I Lakers, reduci dalla deludente L contro i Mavericks, schierano l’abituale lineup: Russell, Young, Deng, Randle e Mozgov. I Kings, autori di un discreto avvio di stagione – rispondono con Lawson, Afflalo, Gay, Cousins e Koufos.

I primi minuti del quarto scorrono veloci, con i gialloviola che mettono a segno i primi 5 tiri della serata mentre DeMarcus Cousins, con un jumper e due triple, mette in mostra il suo arsenale che – complice le 3 palle perse in pochi minuti da Russell e Randle – fissa il punteggio sull’11-15. Una stoppata di Kosta Koufos lancia la transizione per l’11-19.

I primi cambi non danno la scossa sperata, i Lakers falliscono sei tiri consecutivi prima della tripla di Russell e del tap-in di Ingram che fissano il punteggio sul 16-30 che chiude il primo, disastroso, quarto: 37% dal campo, 2/10 dall’arco e 6 palle perse che hanno generato 10 punti facili per  gli uomini di Coach Joerger.
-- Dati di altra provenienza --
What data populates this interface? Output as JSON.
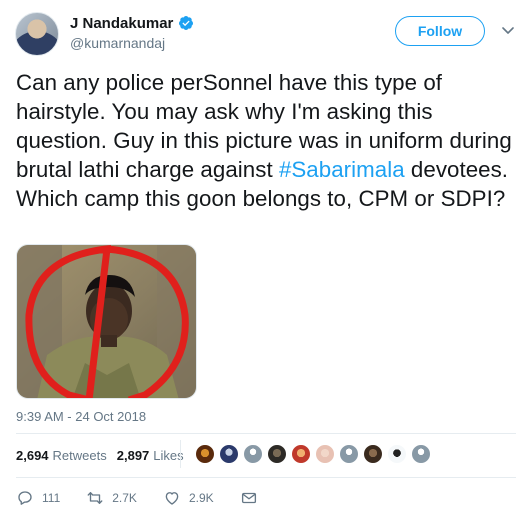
{
  "author": {
    "display_name": "J Nandakumar",
    "handle": "@kumarnandaj",
    "verified": true
  },
  "follow_button_label": "Follow",
  "tweet": {
    "text_before": "Can any police perSonnel have this type of hairstyle. You may ask why I'm asking this question. Guy in this picture was in uniform during brutal lathi charge against ",
    "hashtag": "#Sabarimala",
    "text_after": " devotees. Which camp this goon belongs to, CPM or SDPI?"
  },
  "timestamp": "9:39 AM - 24 Oct 2018",
  "stats": {
    "retweets_count": "2,694",
    "retweets_label": "Retweets",
    "likes_count": "2,897",
    "likes_label": "Likes"
  },
  "likers": [
    "liker-1",
    "liker-2",
    "liker-3",
    "liker-4",
    "liker-5",
    "liker-6",
    "liker-7",
    "liker-8",
    "liker-9",
    "liker-10"
  ],
  "actions": {
    "replies": "111",
    "retweets": "2.7K",
    "likes": "2.9K"
  },
  "colors": {
    "accent": "#1da1f2",
    "text": "#14171a",
    "muted": "#657786",
    "highlight_ring": "#e0201c"
  }
}
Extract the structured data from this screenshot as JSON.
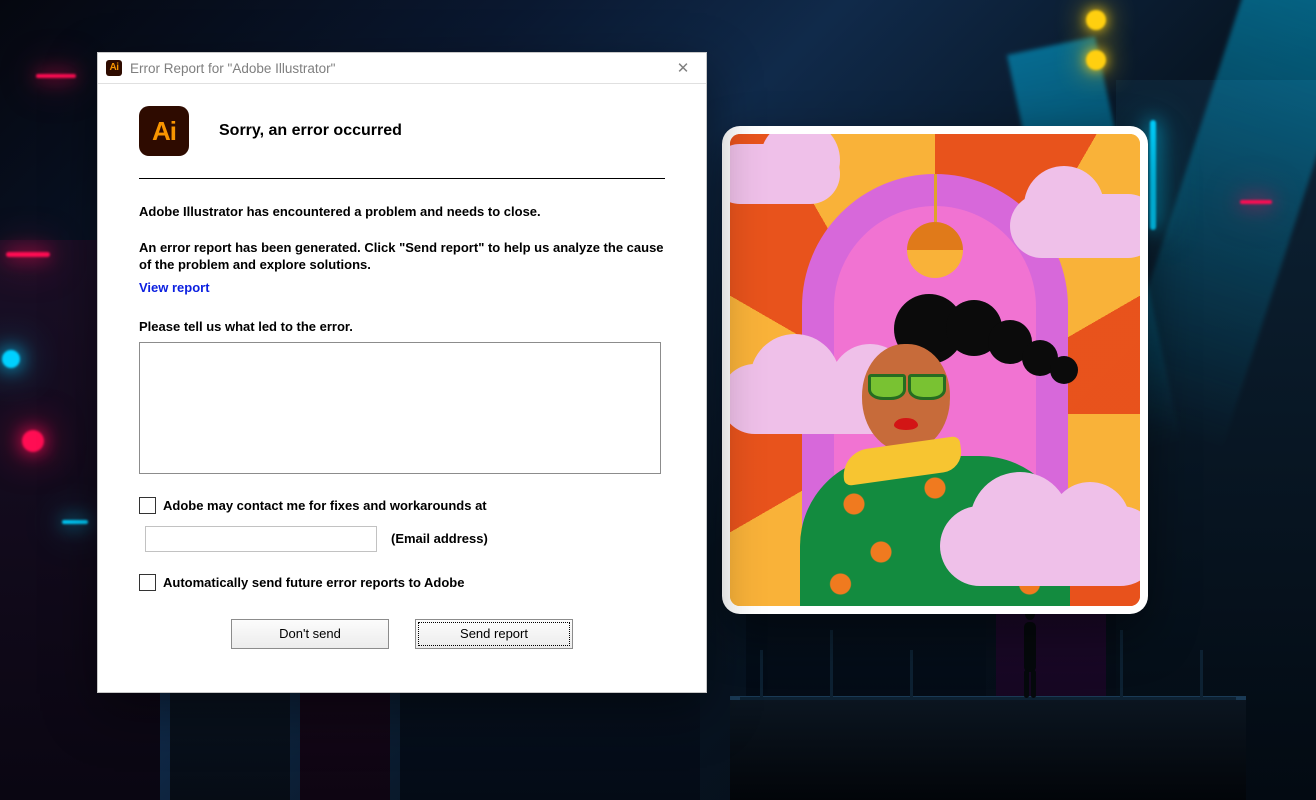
{
  "dialog": {
    "title": "Error Report for \"Adobe Illustrator\"",
    "heading": "Sorry, an error occurred",
    "line1": "Adobe Illustrator has encountered a problem and needs to close.",
    "line2": "An error report has been generated. Click \"Send report\" to help us analyze the cause of the problem and explore solutions.",
    "view_report": "View report",
    "describe_label": "Please tell us what led to the error.",
    "describe_value": "",
    "contact_checkbox_label": "Adobe may contact me for fixes and workarounds at",
    "email_value": "",
    "email_hint": "(Email address)",
    "auto_send_label": "Automatically send future error reports to Adobe",
    "btn_dont_send": "Don't send",
    "btn_send": "Send report",
    "icon_text_small": "Ai",
    "icon_text_large": "Ai",
    "close_glyph": "✕"
  }
}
I mismatch sfavorevoli appaiono irrisolvibili e l’atteggiamento non lascia ben sperare, come sottolinea Coach Walton: “We aren’t playing hard enough”.

D'Angelo Russell #1, Los Angeles Lakers at Sacramento Kings
D’Angelo Russell #1, Los Angeles Lakers at Sacramento Kings (Photo by Lakers.com/NBAE via Getty Images)

Il secondo quarto inizia con i membri della panchine di entrambi i team i campo, Lou Williams è subito protagonista: 8 punti – con 2 triple – in un amen riavvicinano i Lakers, 26-34, prima del rientro in campo di Boogie che ricomincia dove aveva finito, realizzando tre facili canestri.

Le palle perse in serie – ben quattro in pochi minuti – regalano facili layup a Collison e Barnes. Walton prova a fermare l’emorragia ma la bomba del 30-49 di Tolliver sembra affondare la nave gialloviola.

Dopo aver subito la fisicità dei lunghi Kings per 22 minuti, i Lakers provano a reagire con D’Angelo Russell che sfrutta il vantaggio fisico su Collison così come Randle sfrutta la maggiore mobilità per attaccare DMC. I liberi di Julius fissano il punteggio sul 45-55 che per quanto visto nella prima frazione è grasso che cola per i Lakers. Cousins all’intervallo ha già messo a referto 18 punti con +14 di +/-, ben coadiuvato da Rudy Gay (10+7).

Louis Williams #23, Los Angeles Lakers at Sacramento Kings
Louis Williams #23, Los Angeles Lakers at Sacramento Kings (Photo by Rocky Widner/NBAE via Getty Images)

Il terzo periodo di Russell inizia male, con due palle parse e due falli commessi che regalano extra possessi e tiri liberi a Lawson e Afflalo, non così quello di Nick Young che con 8 punti – 2 triple – riduce lo svantaggio a 5 lunghezze, poiché Sacramento segna solo dalla lunetta.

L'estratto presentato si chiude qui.